第2話

 ヒカルは後悔した。まさか、このようなことになるとは思ってもみなかった。あの男の言っていたことはすべて本当だったのだ。ヒカルが「モテたい」という願望を持っていることや、女心を理解していないということを、あの男は熟知していた。そしてヒカルは、自分の衝動に負けたのだ。気がつけば、渡された薬に手を出してしまっていた。


 あの男、黒岩は確か、それを飲めば性転換して女になれると言っていた。正確に言うと、自分が女として生きている世界、自分から見た異世界に行くことができる。そこで女心を学習し、元の世界に戻ってくる頃には彼女ができるようになる、というようなことも黒岩は言っていたような気がする。

 ヒカルは、再び鏡を覗き込む。どこからどう見ても、女の容姿になっている。ヒカルは、自分の身に起きていることが未だに信じられず、自分の頬を抓ってみた。痛い。


(これ……、マジだよな? 俺、女になってる……)


 次に、そっと自分の胸に手を当ててみる。


(以外と柔らかいんだな……。って、何やってんだよ俺! 状況を考えろ、状況を!やばいぞ、これからどうすればいいんだ……)


 そこの世界では、もともとヒカルは女として生きていることになっている。そのため、誰も不審に思わないのだという。黒岩は、そのようなことも言っていた。ヒカルはリビングに引き返し、部屋を見渡した。寝起きで気付かなかったが、プラモなどが置いてあった場所には小物入れが置かれ、テレビゲームの類はほとんど女性向けのゲームとなっていた。まさかと思い、クローゼットを開けると、女性用の服が並んでいる。


(マジかよ……)


 このまま外に出て良いのだろうかと、ヒカルは悩んだ。そして無難な洋服を選び、ジーパンを履いて外に出た。外を飛び回っている小鳥たちが、まるでヒカルのことを嘲笑っているかのような、そんな視線を感じながらマンションの階段を降りた。

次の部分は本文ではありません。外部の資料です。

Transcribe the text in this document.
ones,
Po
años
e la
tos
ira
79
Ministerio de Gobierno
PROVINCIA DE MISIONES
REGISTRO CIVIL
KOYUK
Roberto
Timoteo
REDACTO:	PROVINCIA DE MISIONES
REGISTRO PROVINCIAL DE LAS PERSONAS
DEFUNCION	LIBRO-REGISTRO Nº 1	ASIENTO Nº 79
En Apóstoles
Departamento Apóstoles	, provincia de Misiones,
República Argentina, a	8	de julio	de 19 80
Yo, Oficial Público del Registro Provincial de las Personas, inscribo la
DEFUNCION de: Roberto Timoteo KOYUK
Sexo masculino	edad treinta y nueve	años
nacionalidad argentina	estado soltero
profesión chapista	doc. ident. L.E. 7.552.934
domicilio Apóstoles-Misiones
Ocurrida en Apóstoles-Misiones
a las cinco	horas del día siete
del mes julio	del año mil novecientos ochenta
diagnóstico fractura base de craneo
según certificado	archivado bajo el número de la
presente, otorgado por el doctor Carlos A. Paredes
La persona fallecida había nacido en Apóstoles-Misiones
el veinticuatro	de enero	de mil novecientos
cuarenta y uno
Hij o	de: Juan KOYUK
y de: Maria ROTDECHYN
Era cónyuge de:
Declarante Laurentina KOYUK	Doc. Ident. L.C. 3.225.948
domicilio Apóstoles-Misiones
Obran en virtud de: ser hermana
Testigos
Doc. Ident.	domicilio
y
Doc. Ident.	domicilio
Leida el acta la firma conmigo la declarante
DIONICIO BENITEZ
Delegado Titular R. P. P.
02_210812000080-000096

 大学へ着くと、やはり周りからの視線が気になった。本当に自分だとわかってもらえるのかという不安を抱きつつ、ヒカルはキャンパスの中を歩いた。自分以外は何も変わっていないが、今まで見ていた景色が全く違って見える。まるで、神によって洗脳されたかのように、恐ろしくもあった。

 なるべく人混みを避け、足を進めた。段々、速足になっていくのが自分でもわかった。時間という概念的感覚がなくなり、まるで異世界を彷徨っているかのようだ。いや実際、ヒカルにとってはそうなのだけれど。そう考えると、頭の中がおかしくなりそうだった。すると、


「やあ、君何回生?」

「どこの学部? 学科は?」


 と言いながら、男子学生が数人、ヒカルの前に立ちはだかった。


「よかったらさ、ライン交換しようよ」

「すみません、急いでいるので」


 ヒカルは言い、前に立っている学生たちの間をすり抜けるように、足早に歩いていった。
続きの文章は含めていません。